Quand sa mère entra, il récurait une poêle avec une brosse à manche court. Elle resta un moment à le regarder.

“Tu vas l’user, dit-elle.

— Je le faisais dans l’armée. J’aimais bien ça. C’était ce que je préférais dans l’armée.

— C’était il y a longtemps. D’ailleurs, la poêle est déjà propre. Je ne sais pas ce que tu t’imagines, mais tu ne vas pas la rendre plus propre.

— La télé était allumée. Quand je suis entré, dit-il. Tu la laisses allumée, normalement ?

— Normalement non. Mais si tu dis qu’elle était allumée, je suppose qu’elle l’était. Anormalement.

— J’ai toujours cru que tu faisais attention.

— Je fais pas mal attention. Je ne suis pas une obsédée, dit-elle. Tu uses l’acier. Tu vas passer à travers.”

Il prépara le dîner et ils laissèrent un ventilateur en marche parce que la climatisation semblait ne marcher qu’à moitié.

“Je suis allé là-bas aujourd’hui. Il y a pas mal d’immeubles qui ont disparu. Et rien à la place. Des parkings sans voitures. C’est très curieux de voir ça. Il y a un horizon, soudainement.

— Je ne vais jamais là-bas, dit Rosemary.

— Très bien. N’y va pas.

— Je n’aime pas y aller.

— J’ai regardé le 611.

— Je ne veux pas le voir.

— Non, surtout pas. Mange tes asperges”, dit-il.

Il entendit du tonnerre à l’ouest, la promesse de pluie sur les nuits étouffantes, l’un des souvenirs primitifs.

“J’ai attrapé Nick juste avant qu’il ne quitte l’hôtel. Je lui ai dit que le médecin t’avait trouvée en pleine forme.

— Ne te laisse pas emporter.

— Ils m’enverront une copie de tous les examens.

— Est-ce qu’il te dit quelquefois des choses ?

— Nick ?

— Est-ce qu’il te dit quelquefois des choses ?

— Non.

— À moi non plus.

— Il a tout effacé, dit Matt.

— Je suppose, qu’est-ce qu’il pouvait faire d’autre.

— Qu’est-ce qu’il pouvait faire d’autre ?

— Je ne sais pas.”

Ils mangèrent en silence pendant un moment. Deux des chats sortirent de la chambre. Ils se glissèrent le long des chaises comme une fourrure liquide.

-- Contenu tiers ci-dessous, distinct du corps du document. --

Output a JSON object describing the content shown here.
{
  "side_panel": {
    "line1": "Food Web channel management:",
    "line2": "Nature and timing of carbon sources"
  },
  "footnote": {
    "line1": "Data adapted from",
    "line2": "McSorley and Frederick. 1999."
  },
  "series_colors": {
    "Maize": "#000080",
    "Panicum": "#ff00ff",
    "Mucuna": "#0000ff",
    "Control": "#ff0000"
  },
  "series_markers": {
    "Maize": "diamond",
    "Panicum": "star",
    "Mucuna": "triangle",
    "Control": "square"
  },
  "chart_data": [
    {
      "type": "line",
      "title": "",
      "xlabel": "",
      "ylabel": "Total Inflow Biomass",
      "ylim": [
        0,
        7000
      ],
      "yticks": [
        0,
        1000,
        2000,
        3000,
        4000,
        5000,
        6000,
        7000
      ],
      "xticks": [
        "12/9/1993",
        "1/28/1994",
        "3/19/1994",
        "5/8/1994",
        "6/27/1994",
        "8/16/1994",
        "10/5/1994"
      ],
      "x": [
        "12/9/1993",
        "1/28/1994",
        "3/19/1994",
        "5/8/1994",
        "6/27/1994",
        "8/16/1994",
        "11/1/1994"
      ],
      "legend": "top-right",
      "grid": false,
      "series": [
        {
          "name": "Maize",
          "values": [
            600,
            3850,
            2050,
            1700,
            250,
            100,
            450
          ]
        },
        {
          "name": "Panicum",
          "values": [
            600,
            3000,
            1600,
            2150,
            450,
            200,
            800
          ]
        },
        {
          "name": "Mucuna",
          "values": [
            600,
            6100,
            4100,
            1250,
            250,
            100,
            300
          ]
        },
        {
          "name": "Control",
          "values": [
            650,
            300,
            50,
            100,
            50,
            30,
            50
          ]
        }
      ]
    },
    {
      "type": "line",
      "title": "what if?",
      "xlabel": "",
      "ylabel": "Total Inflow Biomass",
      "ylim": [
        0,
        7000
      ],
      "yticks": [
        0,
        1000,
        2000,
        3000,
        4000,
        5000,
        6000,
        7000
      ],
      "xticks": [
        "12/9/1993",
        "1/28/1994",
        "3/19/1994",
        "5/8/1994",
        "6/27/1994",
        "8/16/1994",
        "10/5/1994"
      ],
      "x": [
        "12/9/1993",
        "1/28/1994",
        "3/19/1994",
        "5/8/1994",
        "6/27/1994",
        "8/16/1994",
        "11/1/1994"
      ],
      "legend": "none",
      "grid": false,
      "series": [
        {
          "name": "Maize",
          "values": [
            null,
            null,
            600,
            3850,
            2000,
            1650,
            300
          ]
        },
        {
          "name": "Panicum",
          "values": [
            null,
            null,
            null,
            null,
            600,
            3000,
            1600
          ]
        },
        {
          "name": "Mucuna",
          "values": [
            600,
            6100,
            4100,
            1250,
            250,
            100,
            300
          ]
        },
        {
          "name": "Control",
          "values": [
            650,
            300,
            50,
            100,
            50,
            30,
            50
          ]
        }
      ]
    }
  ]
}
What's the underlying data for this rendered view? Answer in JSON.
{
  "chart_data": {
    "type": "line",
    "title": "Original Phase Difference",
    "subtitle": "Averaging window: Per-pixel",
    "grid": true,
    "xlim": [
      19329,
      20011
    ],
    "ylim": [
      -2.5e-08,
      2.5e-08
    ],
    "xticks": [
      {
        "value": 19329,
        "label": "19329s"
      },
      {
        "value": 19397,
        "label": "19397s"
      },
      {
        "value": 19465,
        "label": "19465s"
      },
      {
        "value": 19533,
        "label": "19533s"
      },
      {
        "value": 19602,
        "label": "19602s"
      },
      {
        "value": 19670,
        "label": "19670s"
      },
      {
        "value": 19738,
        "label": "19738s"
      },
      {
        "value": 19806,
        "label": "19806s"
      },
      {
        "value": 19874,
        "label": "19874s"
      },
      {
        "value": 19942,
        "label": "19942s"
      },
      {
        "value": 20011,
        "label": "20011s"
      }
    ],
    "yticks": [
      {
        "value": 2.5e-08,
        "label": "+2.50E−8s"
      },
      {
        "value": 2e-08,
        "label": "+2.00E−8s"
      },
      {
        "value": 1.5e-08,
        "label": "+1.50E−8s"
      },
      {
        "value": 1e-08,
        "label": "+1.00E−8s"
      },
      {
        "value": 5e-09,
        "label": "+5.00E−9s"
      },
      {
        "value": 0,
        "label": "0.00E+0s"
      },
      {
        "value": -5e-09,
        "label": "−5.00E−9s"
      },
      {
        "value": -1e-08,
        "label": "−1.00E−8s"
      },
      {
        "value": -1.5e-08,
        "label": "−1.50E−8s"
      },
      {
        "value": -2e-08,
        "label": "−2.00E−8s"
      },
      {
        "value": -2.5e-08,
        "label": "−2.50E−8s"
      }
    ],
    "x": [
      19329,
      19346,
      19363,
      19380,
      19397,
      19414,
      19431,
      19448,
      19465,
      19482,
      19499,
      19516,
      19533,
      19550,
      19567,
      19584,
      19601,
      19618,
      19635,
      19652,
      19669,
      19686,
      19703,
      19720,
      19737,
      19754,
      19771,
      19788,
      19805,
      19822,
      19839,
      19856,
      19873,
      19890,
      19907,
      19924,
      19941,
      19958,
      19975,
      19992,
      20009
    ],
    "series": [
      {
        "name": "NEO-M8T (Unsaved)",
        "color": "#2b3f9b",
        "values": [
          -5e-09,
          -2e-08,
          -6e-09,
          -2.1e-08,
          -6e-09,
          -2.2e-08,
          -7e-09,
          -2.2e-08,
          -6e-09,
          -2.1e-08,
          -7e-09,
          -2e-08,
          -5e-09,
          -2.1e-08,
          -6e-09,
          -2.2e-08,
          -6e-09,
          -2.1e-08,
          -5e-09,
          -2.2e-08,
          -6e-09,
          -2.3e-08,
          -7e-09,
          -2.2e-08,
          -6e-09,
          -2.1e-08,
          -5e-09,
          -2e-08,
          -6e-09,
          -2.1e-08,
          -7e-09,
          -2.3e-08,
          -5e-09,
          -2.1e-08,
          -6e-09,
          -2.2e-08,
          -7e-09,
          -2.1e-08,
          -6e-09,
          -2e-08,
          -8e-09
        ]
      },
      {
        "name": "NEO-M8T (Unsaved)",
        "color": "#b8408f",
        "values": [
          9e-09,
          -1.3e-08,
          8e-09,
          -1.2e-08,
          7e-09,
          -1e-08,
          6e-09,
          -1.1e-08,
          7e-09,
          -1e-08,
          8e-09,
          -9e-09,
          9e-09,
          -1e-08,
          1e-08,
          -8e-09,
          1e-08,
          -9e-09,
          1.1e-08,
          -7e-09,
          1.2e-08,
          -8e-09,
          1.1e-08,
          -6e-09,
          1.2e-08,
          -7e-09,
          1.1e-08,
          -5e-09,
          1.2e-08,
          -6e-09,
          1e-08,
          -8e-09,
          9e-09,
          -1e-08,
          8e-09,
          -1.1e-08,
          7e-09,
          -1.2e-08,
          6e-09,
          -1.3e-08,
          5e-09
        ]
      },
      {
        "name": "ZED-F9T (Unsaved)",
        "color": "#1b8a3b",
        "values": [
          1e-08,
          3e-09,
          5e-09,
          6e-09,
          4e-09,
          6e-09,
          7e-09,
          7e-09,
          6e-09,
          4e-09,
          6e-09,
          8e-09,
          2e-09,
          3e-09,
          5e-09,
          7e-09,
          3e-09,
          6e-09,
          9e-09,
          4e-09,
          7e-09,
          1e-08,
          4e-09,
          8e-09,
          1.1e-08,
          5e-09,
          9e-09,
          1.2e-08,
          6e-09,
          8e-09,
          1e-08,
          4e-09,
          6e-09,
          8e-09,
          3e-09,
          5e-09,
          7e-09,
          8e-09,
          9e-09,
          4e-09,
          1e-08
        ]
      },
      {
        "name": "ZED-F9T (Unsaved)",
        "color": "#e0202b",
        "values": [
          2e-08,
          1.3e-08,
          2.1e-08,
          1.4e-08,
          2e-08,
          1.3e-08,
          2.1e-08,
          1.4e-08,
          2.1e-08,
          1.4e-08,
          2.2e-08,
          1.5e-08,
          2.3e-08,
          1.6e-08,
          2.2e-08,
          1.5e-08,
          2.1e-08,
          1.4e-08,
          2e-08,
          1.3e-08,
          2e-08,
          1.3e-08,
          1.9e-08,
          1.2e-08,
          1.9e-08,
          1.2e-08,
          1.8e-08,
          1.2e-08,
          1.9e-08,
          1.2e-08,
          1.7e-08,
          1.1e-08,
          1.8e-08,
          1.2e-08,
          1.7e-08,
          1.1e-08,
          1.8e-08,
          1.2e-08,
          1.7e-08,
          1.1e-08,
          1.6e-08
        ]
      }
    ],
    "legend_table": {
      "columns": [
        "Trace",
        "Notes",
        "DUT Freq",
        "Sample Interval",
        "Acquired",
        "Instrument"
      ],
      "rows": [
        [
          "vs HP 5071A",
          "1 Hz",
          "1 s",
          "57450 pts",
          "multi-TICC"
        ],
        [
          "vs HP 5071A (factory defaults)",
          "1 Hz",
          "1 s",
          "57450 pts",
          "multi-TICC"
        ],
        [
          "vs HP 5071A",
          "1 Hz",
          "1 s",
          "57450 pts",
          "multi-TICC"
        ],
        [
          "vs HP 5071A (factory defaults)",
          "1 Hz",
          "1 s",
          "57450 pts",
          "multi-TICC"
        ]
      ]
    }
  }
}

“Je suis allé voir Mr Bronzini.

— Albert. C’est la dernière rose de l’été. Je lui ai dit la dernière fois que je l’ai vu. Allez chez le barbier. Il sort en pantoufles. Je lui ai dit.

— Il a maigri.

— Qu’est-ce que je lui ai dit ? Vous devenez un vieil excentrique.”

Ils terminèrent le repas et Matt alla dans la cuisine chercher les fruits qu’il avait achetés, d’énormes raisins noirs qui n’avaient pas été produits pour être sans pépins, et des pêches encore attachées à leur rameau avec quelques feuilles.

“À quelle heure veux-tu que je te réveille ?

— Pas la peine.

— À quelle heure est ton avion ?

— Quand j’arriverai là-bas.

— Tu as ton billet ?

— Je prends la navette.

— La navette.

— Je n’ai pas besoin de billet.

— Qu’est-ce que c’est, la navette ?

— Je vais à l’aéroport, je monte dans l’avion, et en route pour Boston. À moins que je ne me trompe d’avion. Dans ce cas en route pour Washington.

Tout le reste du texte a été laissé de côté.